5 Gedanken zu „Auf dem Weg zum Coronismus

  1. Der Realist

    Wie man gesehen hat, haben auch Kurz & Co ihre Chance in der Krise gesehen, und sie haben sie auch zur Inszenierung und Selbstbeweihräucherung genutzt. Die Regierung hat sich als unsere aller Retter dargestellt, und die Umfragewerte haben ihr geschmeichelt.
    Mittlerweile hat sich Kurz Wasti doch weitgehend von der Front zurückgezogen, irgendwer wird ihm wohl erklärt haben, dass das Motto “koste es, was es wolle” halt nur kurze Zeit gelten darf. Sogar die alte Merkel hat schon kapiert, dass für die Corona-Krise auch noch die nächsten Generationen zahlen dürfen.
    Inzwischen wird auch vieles was die Regierung gemacht hat auch kritisch gesehen, und einiges war wohl wenig durchdacht.

  2. Kluftinger

    @ Der Realist
    Sie haben recht! Aber was ist an einer politischen Inszenierung schlecht (wie in manchen Medien dargestellt)?
    Das gehört doch schon seit der Antike zum Handwerk! Das Problem mancher Politiker der Gegenwart ist, dass einige es besser können und dann sofort als “Demagogen ; Populisten etc..) punziert werden.
    Aber nur den “Verwaltungsvorgang” mitzusprechen ist halt keine politische Rhetorik!

  3. Wolfgang Niedereder

    Erregtheitsgesellschaft prallt auf Problem, so möchte ich die aktuelle Situation bewerten.
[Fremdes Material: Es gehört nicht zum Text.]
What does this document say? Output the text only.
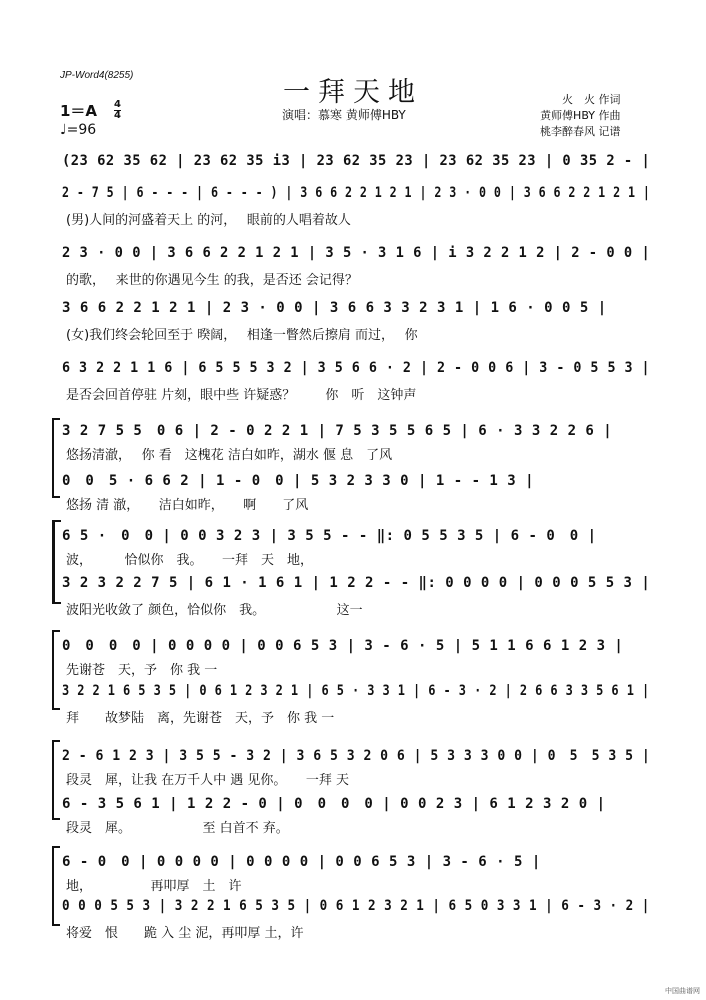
JP-Word4(8255)
一拜天地
演唱：慕寒 黄师傅HBY
1＝A 4
4
♩=96
火　火 作词
黄师傅HBY 作曲
桃李醉春风 记谱
(23 62 35 62 | 23 62 35 i3 | 23 62 35 23 | 23 62 35 23 | 0 35 2 - |
2 - 7 5 | 6 - - - | 6 - - - ) | 3 6 6 2 2 1 2 1 | 2 3 · 0 0 | 3 6 6 2 2 1 2 1 |
(男)人间的河盛着天上 的河，　 眼前的人唱着故人
2 3 · 0 0 | 3 6 6 2 2 1 2 1 | 3 5 · 3 1 6 | i 3 2 2 1 2 | 2 - 0 0 |
的歌，　 来世的你遇见今生 的我，是否还 会记得？
3 6 6 2 2 1 2 1 | 2 3 · 0 0 | 3 6 6 3 3 2 3 1 | 1 6 · 0 0 5 |
(女)我们终会轮回至于 暌阔，　 相逢一瞥然后擦肩 而过，　 你
6 3 2 2 1 1 6 | 6 5 5 5 3 2 | 3 5 6 6 · 2 | 2 - 0 0 6 | 3 - 0 5 5 3 |
是否会回首停驻 片刻，眼中些 许疑惑？　　 你　听　这钟声
3 2 7 5 5　0 6 | 2 - 0 2 2 1 | 7 5 3 5 5 6 5 | 6 · 3 3 2 2 6 |
悠扬清澈，　 你 看　这槐花 洁白如昨，湖水 偃 息　了风
0　0　5 · 6 6 2 | 1 - 0　0 | 5 3 2 3 3 0 | 1 - - 1 3 |
悠扬 清 澈，　　洁白如昨，　　啊　　了风
6 5 ·　0　0 | 0 0 3 2 3 | 3 5 5 - - ‖: 0 5 5 3 5 | 6 - 0　0 |
波，　　　恰似你　我。　　一拜　天　地，
3 2 3 2 2 7 5 | 6 1 · 1 6 1 | 1 2 2 - - ‖: 0 0 0 0 | 0 0 0 5 5 3 |
波阳光收敛了 颜色，恰似你　我。　　　　　　这一
0　0　0　0 | 0 0 0 0 | 0 0 6 5 3 | 3 - 6 · 5 | 5 1 1 6 6 1 2 3 |
先谢苍　天，予　你 我 一
3 2 2 1 6 5 3 5 | 0 6 1 2 3 2 1 | 6 5 · 3 3 1 | 6 - 3 · 2 | 2 6 6 3 3 5 6 1 |
拜　　故梦陆　离，先谢苍　天，予　你 我 一
2 - 6 1 2 3 | 3 5 5 - 3 2 | 3 6 5 3 2 0 6 | 5 3 3 3 0 0 | 0　5　5 3 5 |
段灵　犀，让我 在万千人中 遇 见你。　　一拜 天
6 - 3 5 6 1 | 1 2 2 - 0 | 0　0　0　0 | 0 0 2 3 | 6 1 2 3 2 0 |
段灵　犀。　　　　　　至 白首不 弃。
6 - 0　0 | 0 0 0 0 | 0 0 0 0 | 0 0 6 5 3 | 3 - 6 · 5 |
地，　　　　　再叩厚　土　许
0 0 0 5 5 3 | 3 2 2 1 6 5 3 5 | 0 6 1 2 3 2 1 | 6 5 0 3 3 1 | 6 - 3 · 2 |
将爱　恨　　跪 入 尘 泥，再叩厚 土，许
中国曲谱网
Corona ist alles andere als ein Killervirus/ gleiche Anzahl an Todesfällen wie Grippe- weltweit, aber doch eine Sache mit der man sich befassen muss. Bislang konnte man hyperventilieren wenn der Lieblingskäse nicht vorrätig war, jetzt denken sogar erfolgreiche Sparten über Personalabbau nach. Gegenmaßnahmen, nichts leichter als das- wir verbeamten die ganze Gesellschaft und bedienen uns beim immer gefüllten Geldautomaten namens Steuerzahler.

  4. Cora

    Einige wenige haben beschlossen, die Wirtschaft herunter zu fahren, die Gefahrenlage hat sich als wenig real herausgestellt, die wirtschaftlichen Folgen, die alle zu tragen haben sind aber real.
    Einige wenige für alle, lagen falsch, alle haben nun wegen dieser wenigen die Konsequenzen zu tragen, Arbeitslosigkeit, Krankheit und sogar Tod wegen nicht erbrachte Gesundheitsleistungen in der Coronazeit, Freiheitseinschränkungen.
    Wo viele das Gleiche tun, wird wenig gedacht, dieses Bonmot hat sich wieder mal als richtig herausgestellt. Und gut gemeint ist das Gegenteil von gut.

  5. Kluftinger

    @ Cora
    Die Formulierung “einige wenige” ist nur dann zutreffend wenn den “einigen wenigen” Hunderttausende folgen.
    Es ist immer das gleiche : eine Figur eines Adolf Hitlers war erst dann wirksam, als er hunderttausende Anhänger fand. Ohne diese Fanatiker wäre er ein Stammtischpolitker geblieben.
    Fazit: die politische Wirksamkeit von Agitatoren entfaltet sich in der Gefolgschaft der Anhänger!
    Was heisst das für eine Schuldverteilung?